Note that I'm doing here is quite elementary and not fully quantum mechanical.

A.

1. Each atomic orbital has an average distance from the nucleus, as can be seen from any diagram of an orbital.

2. One can thus define a distance between two orbitals. Say this distance is d = 1 Angstrom, which is a plausible value.

3. A photon that is absorbed has energy E=hf. (h = Planck's constant, f = frequency of photon). A frequency of f = c/500 nm is typical for a visible (electric transition) photon.

4. I'm assuming the energy is completely absorbed by a lower level electron as classical kinetic energy.

[tex]
E\ =(1/2)mv^{2}\
[/tex]

5. You can isolate v, substitute E for hf, and then use t=d/v to find a time value.

B. The calculation from my other post basically translates to t = 1/f, where f is the frequency of the incident photon.

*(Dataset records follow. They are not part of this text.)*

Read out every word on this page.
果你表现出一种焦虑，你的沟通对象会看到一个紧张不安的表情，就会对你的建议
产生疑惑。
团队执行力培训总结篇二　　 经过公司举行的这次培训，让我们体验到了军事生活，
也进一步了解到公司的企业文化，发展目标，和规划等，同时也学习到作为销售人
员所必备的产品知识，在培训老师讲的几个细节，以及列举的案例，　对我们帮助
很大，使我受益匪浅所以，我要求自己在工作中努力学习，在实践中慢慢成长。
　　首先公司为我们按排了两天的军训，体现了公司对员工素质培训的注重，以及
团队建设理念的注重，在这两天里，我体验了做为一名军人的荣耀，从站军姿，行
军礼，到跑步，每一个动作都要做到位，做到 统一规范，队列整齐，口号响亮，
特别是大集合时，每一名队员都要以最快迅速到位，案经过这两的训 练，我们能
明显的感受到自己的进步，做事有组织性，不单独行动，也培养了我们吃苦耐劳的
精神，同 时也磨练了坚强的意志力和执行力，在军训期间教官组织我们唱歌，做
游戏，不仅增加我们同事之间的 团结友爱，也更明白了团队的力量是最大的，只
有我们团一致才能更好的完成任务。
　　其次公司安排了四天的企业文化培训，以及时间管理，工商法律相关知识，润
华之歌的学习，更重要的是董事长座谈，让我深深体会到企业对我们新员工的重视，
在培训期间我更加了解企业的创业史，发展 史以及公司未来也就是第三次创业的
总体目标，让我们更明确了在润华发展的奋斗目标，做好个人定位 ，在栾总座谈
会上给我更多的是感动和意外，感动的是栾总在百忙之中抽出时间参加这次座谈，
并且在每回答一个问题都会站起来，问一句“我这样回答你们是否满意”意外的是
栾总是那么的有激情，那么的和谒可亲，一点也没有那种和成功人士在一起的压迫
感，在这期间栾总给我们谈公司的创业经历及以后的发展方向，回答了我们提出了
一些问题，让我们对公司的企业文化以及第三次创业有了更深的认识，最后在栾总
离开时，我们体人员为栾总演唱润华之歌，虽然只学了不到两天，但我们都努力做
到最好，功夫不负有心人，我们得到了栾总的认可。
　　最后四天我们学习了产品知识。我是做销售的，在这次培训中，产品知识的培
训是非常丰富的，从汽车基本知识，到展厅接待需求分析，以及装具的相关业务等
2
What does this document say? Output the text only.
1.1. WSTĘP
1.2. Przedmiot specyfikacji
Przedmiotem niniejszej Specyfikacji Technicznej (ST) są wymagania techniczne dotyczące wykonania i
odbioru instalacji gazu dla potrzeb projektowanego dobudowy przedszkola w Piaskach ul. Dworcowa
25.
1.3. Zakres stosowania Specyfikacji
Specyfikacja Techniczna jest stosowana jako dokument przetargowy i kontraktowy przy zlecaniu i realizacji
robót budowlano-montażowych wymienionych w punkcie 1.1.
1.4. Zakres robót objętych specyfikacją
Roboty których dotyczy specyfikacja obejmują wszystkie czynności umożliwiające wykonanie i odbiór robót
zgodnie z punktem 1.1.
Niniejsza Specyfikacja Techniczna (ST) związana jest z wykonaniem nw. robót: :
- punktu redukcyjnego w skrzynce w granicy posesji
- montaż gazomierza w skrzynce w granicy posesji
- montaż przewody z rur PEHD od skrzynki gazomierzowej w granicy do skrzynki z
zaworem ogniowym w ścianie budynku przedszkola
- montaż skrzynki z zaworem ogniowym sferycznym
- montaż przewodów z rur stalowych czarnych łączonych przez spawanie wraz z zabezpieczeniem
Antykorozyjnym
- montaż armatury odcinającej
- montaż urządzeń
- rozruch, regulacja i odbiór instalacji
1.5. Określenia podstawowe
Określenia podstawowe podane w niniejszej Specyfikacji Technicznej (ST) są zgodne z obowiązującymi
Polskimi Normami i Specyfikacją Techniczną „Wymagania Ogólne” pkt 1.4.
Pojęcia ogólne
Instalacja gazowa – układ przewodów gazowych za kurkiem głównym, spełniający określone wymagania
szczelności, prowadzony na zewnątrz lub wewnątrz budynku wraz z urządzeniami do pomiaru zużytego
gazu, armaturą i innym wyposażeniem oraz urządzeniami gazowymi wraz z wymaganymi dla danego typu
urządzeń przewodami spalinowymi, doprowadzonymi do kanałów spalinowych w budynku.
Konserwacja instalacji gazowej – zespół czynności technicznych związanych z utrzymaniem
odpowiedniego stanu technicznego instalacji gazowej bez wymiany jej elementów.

Both A. and B. give values on the order of attoseconds. Hmmm... makes you wonder why they chose the suffix "atto".

 

[nismaratwork]

Interestingly, assuming the e- follows a path from one level to the next, t=d/v, with d=1 Angstrom (plausible distance between orbital shells of an atom), and a v=SQRT(2E/m) (classical KE), E of a visible photon, you get a number of similar order (attoseconds, as with with T=1/f).

I like this, it's elegant, but I have no way of knowing if this reflects nature. Good idea though.

 

[Dr Lots-o'watts]

Me neither. And as I understand it, Heisenberg argued with Shroedinger whether the electron follows a path within an atom, so the debate is not a new one. (wikipedia, "shroedinger picture" and "heisenberg picture")

 

[Curyos]

Ah the equation makes a lot of sense - but I can see what nismaratwork means, we really have no way of telling if it is right, thanks a bunch any way, has helped quite a bit.

I think i'll need a better understanding of the maths involved in the different 'pictures' before i can begin to talk about them.

 

[Boy@n]

No expert, but wondering... wouldn't the time passed for that electron to change orbit be the distance electron made divided by the speed of light?

And if electron made a distance, say, of 10 electron radius, then the shortest possible time passed would be 10 * 2.8*10^-15m / 3*10^8m/s = 9.3*10^-7s? But should be even longer than that since massive particle cannot travel at the speed of light. (Way more than the Plank's time of 5.4*10^-44s anyway.)

I did notice you saying this 'should' happen instantly, but I guess this isn't the same kind of 'instant' as with the change of spin of two entangled particles?

Anyway, if this indeed happens faster than the time needed for light to travel that distance then I don't see a reason for it to not happen at zerro delay (as with entanglement).